Der Naturschutzpreis des OGV Friedersried ging an ein Anwesen mit mächtigen Bäume, Bienenweide und Gemüsegarten.
Jakob Moro

Erich und Gerlinde Schmid aus Thanried freuen sich über den OGV Naturschutzpreis Grüner Daumen 2019 Foto: rjm
Erich und Gerlinde Schmid aus Thanried freuen sich über den OGV Naturschutzpreis Grüner Daumen 2019 Foto: rjm

Stamsried.Es gibt internationale und nationale Umwelt-und Naturschutzpreise. Deutschland, Bayern, Städte und Gemeinden, aber auch Firmen vergeben Umwelt- und Naturschutzpreise.
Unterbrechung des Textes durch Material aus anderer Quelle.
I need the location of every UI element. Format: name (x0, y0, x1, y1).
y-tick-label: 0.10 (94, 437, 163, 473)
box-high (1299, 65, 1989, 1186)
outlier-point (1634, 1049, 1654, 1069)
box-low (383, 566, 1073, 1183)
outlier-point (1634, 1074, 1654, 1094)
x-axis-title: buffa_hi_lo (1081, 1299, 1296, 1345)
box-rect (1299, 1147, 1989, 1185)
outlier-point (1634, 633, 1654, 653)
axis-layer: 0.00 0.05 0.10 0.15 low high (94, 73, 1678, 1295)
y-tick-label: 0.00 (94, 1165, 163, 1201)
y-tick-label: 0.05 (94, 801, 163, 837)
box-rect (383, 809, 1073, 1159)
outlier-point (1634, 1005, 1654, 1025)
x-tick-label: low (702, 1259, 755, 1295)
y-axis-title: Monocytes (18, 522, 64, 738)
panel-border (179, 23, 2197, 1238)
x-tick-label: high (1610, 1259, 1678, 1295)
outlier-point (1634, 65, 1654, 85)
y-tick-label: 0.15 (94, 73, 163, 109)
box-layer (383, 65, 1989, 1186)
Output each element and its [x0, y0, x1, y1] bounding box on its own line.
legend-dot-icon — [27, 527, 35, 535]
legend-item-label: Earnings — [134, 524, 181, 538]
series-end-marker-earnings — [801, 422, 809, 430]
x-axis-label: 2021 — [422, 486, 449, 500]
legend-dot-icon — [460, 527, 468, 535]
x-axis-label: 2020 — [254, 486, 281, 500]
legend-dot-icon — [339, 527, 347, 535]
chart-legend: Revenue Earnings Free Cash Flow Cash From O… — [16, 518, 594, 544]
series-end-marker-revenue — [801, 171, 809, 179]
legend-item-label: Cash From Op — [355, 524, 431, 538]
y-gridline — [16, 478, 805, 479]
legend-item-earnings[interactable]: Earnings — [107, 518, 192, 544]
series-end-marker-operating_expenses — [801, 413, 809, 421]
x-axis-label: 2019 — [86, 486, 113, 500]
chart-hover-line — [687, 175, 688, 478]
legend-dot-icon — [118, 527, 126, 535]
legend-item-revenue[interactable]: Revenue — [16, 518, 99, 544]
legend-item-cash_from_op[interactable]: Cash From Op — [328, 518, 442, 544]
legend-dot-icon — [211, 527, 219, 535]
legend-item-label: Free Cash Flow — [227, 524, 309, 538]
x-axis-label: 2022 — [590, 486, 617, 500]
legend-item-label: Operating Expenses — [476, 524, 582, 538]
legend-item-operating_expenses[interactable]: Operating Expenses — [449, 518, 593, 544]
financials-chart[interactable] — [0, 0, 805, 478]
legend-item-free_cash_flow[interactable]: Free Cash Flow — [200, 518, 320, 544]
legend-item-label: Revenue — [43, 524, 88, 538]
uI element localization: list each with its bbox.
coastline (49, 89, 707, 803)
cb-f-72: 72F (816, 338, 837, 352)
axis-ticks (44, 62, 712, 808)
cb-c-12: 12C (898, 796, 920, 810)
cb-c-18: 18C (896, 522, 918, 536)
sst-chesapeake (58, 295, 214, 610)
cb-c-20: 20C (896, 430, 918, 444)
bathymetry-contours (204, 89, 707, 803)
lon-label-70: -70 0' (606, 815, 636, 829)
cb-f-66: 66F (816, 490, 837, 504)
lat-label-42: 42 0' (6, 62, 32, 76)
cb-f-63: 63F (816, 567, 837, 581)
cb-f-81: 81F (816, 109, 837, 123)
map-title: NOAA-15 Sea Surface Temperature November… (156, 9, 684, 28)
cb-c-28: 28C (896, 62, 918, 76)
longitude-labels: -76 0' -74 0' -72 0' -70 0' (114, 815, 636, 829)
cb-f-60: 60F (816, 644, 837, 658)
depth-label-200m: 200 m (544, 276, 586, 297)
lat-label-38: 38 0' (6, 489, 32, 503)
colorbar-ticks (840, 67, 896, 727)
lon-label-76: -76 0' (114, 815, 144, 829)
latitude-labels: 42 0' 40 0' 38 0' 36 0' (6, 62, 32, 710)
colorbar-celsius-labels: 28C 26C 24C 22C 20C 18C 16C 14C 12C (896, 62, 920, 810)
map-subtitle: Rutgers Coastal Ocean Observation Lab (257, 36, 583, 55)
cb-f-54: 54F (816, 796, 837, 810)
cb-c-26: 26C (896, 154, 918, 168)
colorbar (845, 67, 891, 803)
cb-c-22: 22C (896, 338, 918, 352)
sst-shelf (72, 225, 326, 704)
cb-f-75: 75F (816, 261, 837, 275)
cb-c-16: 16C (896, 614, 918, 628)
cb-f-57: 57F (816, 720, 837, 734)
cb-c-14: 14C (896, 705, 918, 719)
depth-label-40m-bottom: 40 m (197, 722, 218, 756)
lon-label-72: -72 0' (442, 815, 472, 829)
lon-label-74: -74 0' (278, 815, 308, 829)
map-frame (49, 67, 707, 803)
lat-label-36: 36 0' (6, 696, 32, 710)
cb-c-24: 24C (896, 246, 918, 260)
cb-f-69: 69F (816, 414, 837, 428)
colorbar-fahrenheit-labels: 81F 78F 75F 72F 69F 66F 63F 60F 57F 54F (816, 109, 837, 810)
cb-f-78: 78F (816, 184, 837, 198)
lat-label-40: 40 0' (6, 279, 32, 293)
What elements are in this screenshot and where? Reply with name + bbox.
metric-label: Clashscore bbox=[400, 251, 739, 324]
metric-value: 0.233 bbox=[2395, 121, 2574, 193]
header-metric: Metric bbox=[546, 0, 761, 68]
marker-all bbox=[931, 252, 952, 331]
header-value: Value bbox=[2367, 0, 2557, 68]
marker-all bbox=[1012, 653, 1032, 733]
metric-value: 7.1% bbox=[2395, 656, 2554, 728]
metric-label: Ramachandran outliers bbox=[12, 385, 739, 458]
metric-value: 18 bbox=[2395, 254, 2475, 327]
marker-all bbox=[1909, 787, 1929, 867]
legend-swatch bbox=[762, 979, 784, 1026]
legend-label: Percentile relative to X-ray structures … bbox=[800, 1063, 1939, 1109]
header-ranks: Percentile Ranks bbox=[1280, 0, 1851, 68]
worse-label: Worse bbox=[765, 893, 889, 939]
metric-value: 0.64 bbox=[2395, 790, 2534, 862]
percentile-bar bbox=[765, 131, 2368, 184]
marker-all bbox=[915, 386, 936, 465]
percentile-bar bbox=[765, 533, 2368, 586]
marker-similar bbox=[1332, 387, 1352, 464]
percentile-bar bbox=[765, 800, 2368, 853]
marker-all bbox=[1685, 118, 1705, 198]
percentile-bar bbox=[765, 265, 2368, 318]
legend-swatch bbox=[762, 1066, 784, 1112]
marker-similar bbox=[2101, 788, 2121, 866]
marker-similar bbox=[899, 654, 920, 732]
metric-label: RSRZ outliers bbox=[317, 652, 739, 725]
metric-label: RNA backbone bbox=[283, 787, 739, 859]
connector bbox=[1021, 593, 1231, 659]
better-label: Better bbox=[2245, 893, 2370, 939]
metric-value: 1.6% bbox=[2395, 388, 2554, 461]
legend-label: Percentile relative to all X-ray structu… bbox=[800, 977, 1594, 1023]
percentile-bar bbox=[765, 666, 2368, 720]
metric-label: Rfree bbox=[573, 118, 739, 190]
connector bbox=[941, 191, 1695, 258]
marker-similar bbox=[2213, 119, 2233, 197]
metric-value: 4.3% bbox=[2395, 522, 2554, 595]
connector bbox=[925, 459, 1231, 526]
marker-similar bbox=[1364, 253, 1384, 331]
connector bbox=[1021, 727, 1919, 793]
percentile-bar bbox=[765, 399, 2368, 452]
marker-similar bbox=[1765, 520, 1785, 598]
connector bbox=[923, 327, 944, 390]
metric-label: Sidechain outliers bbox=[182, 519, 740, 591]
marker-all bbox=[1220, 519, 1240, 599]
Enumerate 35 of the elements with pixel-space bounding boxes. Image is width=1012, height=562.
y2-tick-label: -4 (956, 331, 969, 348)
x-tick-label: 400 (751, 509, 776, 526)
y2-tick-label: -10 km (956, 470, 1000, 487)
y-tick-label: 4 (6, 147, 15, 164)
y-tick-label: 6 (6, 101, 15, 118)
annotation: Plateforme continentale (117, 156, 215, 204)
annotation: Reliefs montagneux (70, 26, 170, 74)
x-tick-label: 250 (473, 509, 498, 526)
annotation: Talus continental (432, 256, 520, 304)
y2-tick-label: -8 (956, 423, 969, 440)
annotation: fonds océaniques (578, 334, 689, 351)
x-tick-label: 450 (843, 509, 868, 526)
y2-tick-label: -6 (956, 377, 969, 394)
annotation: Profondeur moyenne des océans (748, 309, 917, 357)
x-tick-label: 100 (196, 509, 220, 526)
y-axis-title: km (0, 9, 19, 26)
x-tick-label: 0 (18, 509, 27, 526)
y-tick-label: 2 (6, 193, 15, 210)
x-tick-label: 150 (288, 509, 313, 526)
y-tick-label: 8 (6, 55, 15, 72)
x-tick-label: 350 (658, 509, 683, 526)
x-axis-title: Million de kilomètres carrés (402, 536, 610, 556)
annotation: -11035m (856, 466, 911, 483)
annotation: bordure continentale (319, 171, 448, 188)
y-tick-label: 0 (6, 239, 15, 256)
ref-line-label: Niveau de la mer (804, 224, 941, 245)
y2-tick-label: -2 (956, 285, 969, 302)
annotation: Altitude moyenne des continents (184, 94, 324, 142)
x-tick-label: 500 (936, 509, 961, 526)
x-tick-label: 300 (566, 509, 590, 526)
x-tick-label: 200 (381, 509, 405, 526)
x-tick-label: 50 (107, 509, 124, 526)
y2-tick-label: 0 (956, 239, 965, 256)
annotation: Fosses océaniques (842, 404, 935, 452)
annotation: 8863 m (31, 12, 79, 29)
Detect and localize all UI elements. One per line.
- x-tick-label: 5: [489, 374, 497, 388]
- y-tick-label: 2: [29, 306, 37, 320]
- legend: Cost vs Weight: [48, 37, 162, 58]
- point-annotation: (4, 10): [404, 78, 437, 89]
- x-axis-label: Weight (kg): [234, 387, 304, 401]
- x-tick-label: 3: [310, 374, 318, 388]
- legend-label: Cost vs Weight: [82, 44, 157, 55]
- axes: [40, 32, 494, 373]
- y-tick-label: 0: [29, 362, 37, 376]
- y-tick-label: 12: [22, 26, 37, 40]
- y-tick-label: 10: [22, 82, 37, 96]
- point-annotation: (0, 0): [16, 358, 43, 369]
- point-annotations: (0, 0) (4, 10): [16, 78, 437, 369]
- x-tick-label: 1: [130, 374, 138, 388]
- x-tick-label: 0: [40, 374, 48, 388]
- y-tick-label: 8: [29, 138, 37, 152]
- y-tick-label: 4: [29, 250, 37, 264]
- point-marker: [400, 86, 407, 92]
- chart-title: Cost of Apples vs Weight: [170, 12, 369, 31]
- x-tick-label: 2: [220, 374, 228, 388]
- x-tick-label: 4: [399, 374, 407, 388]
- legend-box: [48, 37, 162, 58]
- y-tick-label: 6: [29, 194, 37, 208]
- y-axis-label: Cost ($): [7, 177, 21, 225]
Auch der Obst- und Gartenbauverein Friedersried vergibt seit einigen Jahren Jahr einen eigenen Naturschutzpreis. Waren es in den vergangenen Jahren die Familie Schlecht aus Thanried, Jagdpächter Ewald Plach und Resi Breu, die diese Auszeichnung bekamen, ging der diesjährige Preis an die Familie Schmid in Thanried.

Mit Spannung wurde bei der Jahreshauptversammlung am vergangenen Dienstag die Verleihung des Naturschutzpreises 2019 erwartet. Vorsitzender Georg Fritsch sagte unter anderem: „Natur-Nachhaltigkeit und Vielfalt sind die Schlagwörter, wenn es um den Umweltschutz geht. Nicht die Klimaschutzkonferenzen verändern die Umwelt, die Nachhaltigkeit beginnt zuhause und fängt bei jedem einzeln an. So kann jeder einzelne etwas fürs Klima und zum Umweltschutz beitragen.“

Fritsch in seiner Laudatio über die Familie Schmid: „Ihr Anwesen in der Dorfmitte von Thanried ist markant durch fünf mächtige Walnussbäume, die alle zwischen 85 und 100 Jahre alt sind. Dabei steht einer direkt im Hofmittelpunkt als Hausbaum, was heute selten vorkommt und deshalb besonders hervorzuheben ist.“

Ein Gemüsegarten zur Selbstversorgung von gesunden Lebensmitteln ist auf dem Anwesen selbstverständlich. Die ganze Hofstelle ist mit viel Grün umgeben, darunter befinden sich Sträucher wie die Haselnuss, Holunder, Palmkatzen, Zaubernuss, Sanddorn und Schmetterlingssträucher in großer Anzahl. Weitere Sträucher und Pflanzen wechseln sich im Jahresverlauf mit dem Blühen ab. Eine kleine Naturteichanlage mitten im Garten sorgt für die Tierwelt als Tränke und Bademöglichkeit für Vögel an heißen Sommertagen.

Eine Bienenweide mit blühenden Jahresblumen ist für Hummeln und Bienen eine gern gesehene Abwechslung im Jahreskreislauf. Im weitläufigen Obstgarten der Familie mit 20 Obstbäumen steht ein Bienenhaus mit 15 Bienenvölkern. Da ein Bienenvolk am Höhepunkt seiner Entwicklung im Juni/Juli 20 000 bis 50 000 Bienen haben kann, sei die Familie Schmid bestimmt größter Tierbesitzer unserer Heimatregion.

Die Bienen fliegen in einem Umkreis von bis zu drei Kilometer, darum sind sie neben den Wildbienen wertvolle Bestäuber für unsere Obstbäume. Da es in den Ortschaften Friedersried, Raubersried und Thanried keine weiteren Bienenbesitzer gibt, sei die Arbeit der Familie Schmid besonders zu schätzen. Der erzeugte Honig kann bei der Familie Schmid neben anderen Honigprodukten direkt erworben werden. Neben der Betreuung der eigenen Bienenvölker kümmert sich die Familie noch um Bienen in der Weihermühle und in Stamsried.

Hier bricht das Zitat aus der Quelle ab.